In parallel with the enrichment there is an absorption at 418 nm, which is still cannot be assigned.

The 2-oxocarboxylic acid reductase is obtained by adding the enzyme containing microorganism, e.g. Proteus vulgaris DSM 30 118 or Proteus mirabilis DSM 30 115, mechanically disrupts, centrifuged, the supernatant ultracentrifuged, the precipitate in a detergent solution slurried and solid impurities removed by renewed ultracentrifugation.

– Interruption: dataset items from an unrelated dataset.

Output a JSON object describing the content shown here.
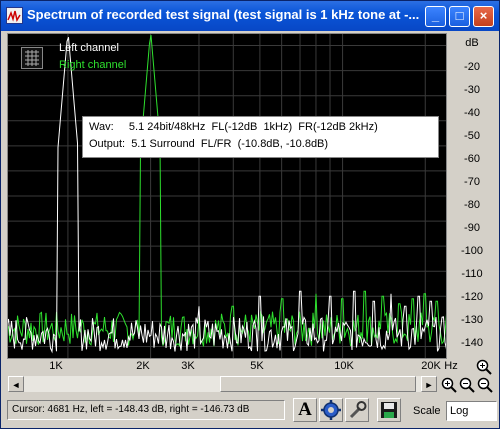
{
  "window": {
    "title": "Spectrum of recorded test signal (test signal is 1 kHz tone at -...",
    "minimize_glyph": "_",
    "maximize_glyph": "□",
    "close_glyph": "×"
  },
  "legend": {
    "left_label": "Left channel",
    "right_label": "Right channel",
    "left_color": "#ffffff",
    "right_color": "#2ee02e"
  },
  "info": {
    "line1": "Wav:     5.1 24bit/48kHz  FL(-12dB  1kHz)  FR(-12dB 2kHz)",
    "line2": "Output:  5.1 Surround  FL/FR  (-10.8dB, -10.8dB)"
  },
  "axes": {
    "y_unit": "dB",
    "y_ticks": [
      "-20",
      "-30",
      "-40",
      "-50",
      "-60",
      "-70",
      "-80",
      "-90",
      "-100",
      "-110",
      "-120",
      "-130",
      "-140"
    ],
    "x_ticks": [
      "1K",
      "2K",
      "3K",
      "5K",
      "10K",
      "20K"
    ],
    "x_unit": "Hz"
  },
  "chart_data": {
    "type": "line",
    "xlabel": "Hz",
    "ylabel": "dB",
    "x_scale": "log",
    "ylim": [
      -145,
      -10
    ],
    "series": [
      {
        "name": "Left channel",
        "color": "#ffffff",
        "peak_hz": 1000,
        "peak_db": -14,
        "noise_floor_db": -135
      },
      {
        "name": "Right channel",
        "color": "#2ee02e",
        "peak_hz": 2000,
        "peak_db": -14,
        "noise_floor_db": -133
      }
    ]
  },
  "scrollbar": {
    "left_arrow": "◄",
    "right_arrow": "►"
  },
  "status": {
    "cursor_text": "Cursor:  4681 Hz,  left = -148.43 dB,  right = -146.73 dB"
  },
  "toolbar": {
    "font_button": "A",
    "scale_label": "Scale",
    "scale_value": "Log"
  },
  "zoom": {
    "zoom_in": "+",
    "zoom_out": "−"
  }
}
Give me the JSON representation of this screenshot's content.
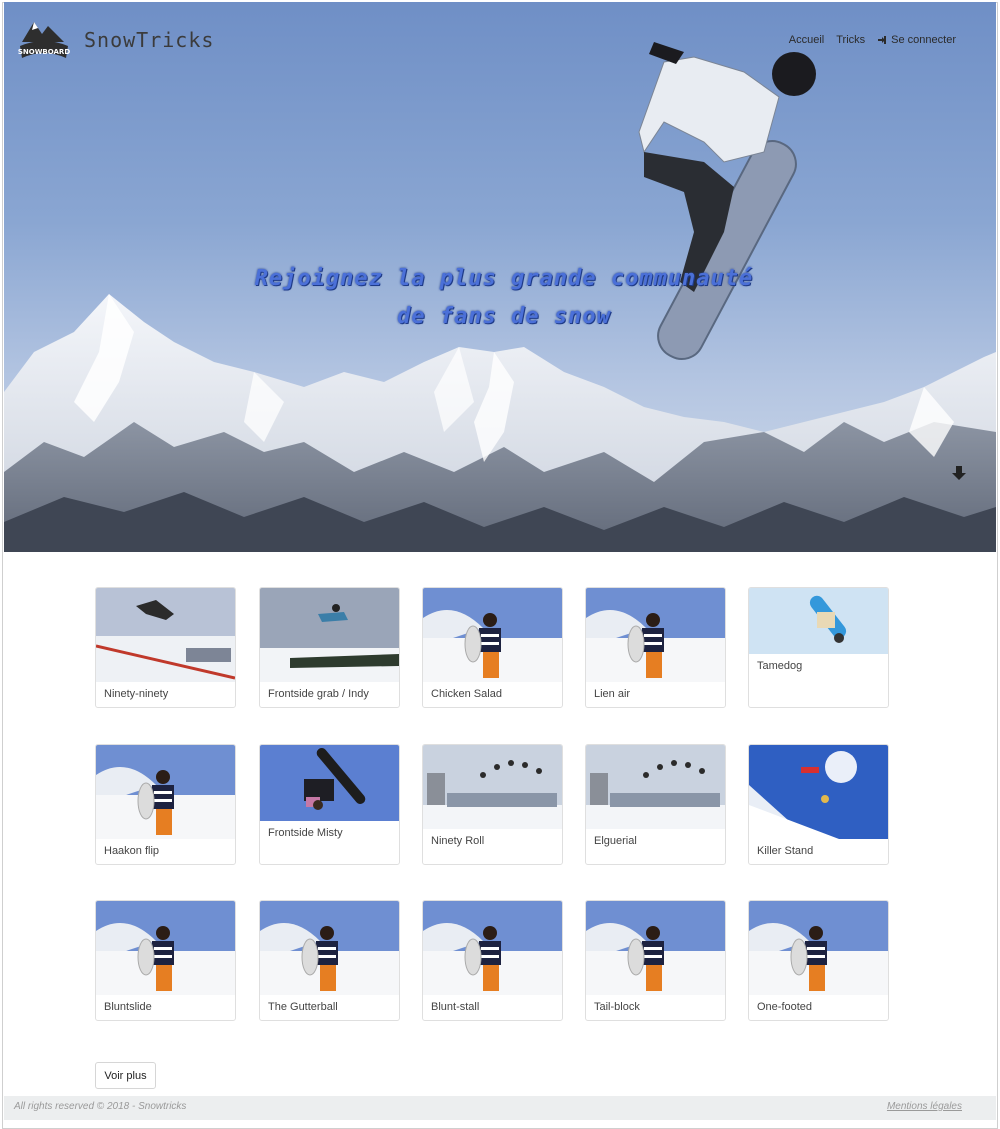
{
  "brand": {
    "logo_text": "SNOWBOARD",
    "name": "SnowTricks"
  },
  "nav": {
    "home": "Accueil",
    "tricks": "Tricks",
    "login": "Se connecter"
  },
  "hero": {
    "tagline_line1": "Rejoignez la plus grande communauté",
    "tagline_line2": "de fans de snow"
  },
  "tricks": [
    {
      "name": "Ninety-ninety",
      "image": "halfpipe"
    },
    {
      "name": "Frontside grab / Indy",
      "image": "forest-jump"
    },
    {
      "name": "Chicken Salad",
      "image": "snowboarder-woman"
    },
    {
      "name": "Lien air",
      "image": "snowboarder-woman"
    },
    {
      "name": "Tamedog",
      "image": "aerial-blue"
    },
    {
      "name": "Haakon flip",
      "image": "snowboarder-woman"
    },
    {
      "name": "Frontside Misty",
      "image": "flip-sky"
    },
    {
      "name": "Ninety Roll",
      "image": "sequence-jump"
    },
    {
      "name": "Elguerial",
      "image": "sequence-jump"
    },
    {
      "name": "Killer Stand",
      "image": "sun-jump"
    },
    {
      "name": "Bluntslide",
      "image": "snowboarder-woman"
    },
    {
      "name": "The Gutterball",
      "image": "snowboarder-woman"
    },
    {
      "name": "Blunt-stall",
      "image": "snowboarder-woman"
    },
    {
      "name": "Tail-block",
      "image": "snowboarder-woman"
    },
    {
      "name": "One-footed",
      "image": "snowboarder-woman"
    }
  ],
  "more_button": "Voir plus",
  "footer": {
    "copyright": "All rights reserved © 2018 - Snowtricks",
    "legal": "Mentions légales"
  },
  "colors": {
    "tagline": "#4b70d8",
    "sky": "#7f9ccd",
    "footer_bg": "#eceeef"
  }
}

The first centrifugation is used to remove coarse impurities. It is usually carried out at 5,000 to 20,000 g for 5 to 10 minutes. The precipitate is discarded. The supernatant is then ^{centrifuged at 0 to 10 °} C. and 80,000 to 120,000 g for 1 to 2 hours. The precipitate obtained in this way is slurried in cold buffer and centrifuged again at 80,000 to 120,000 g

Dispersants - such as ® Triton X 100 or ®Tween 80 - and a buffer (pH 6-8) and centrifuged again at 80,000 to 120,000 g. The supernatant obtained in this way contains the enzyme in dissolved form.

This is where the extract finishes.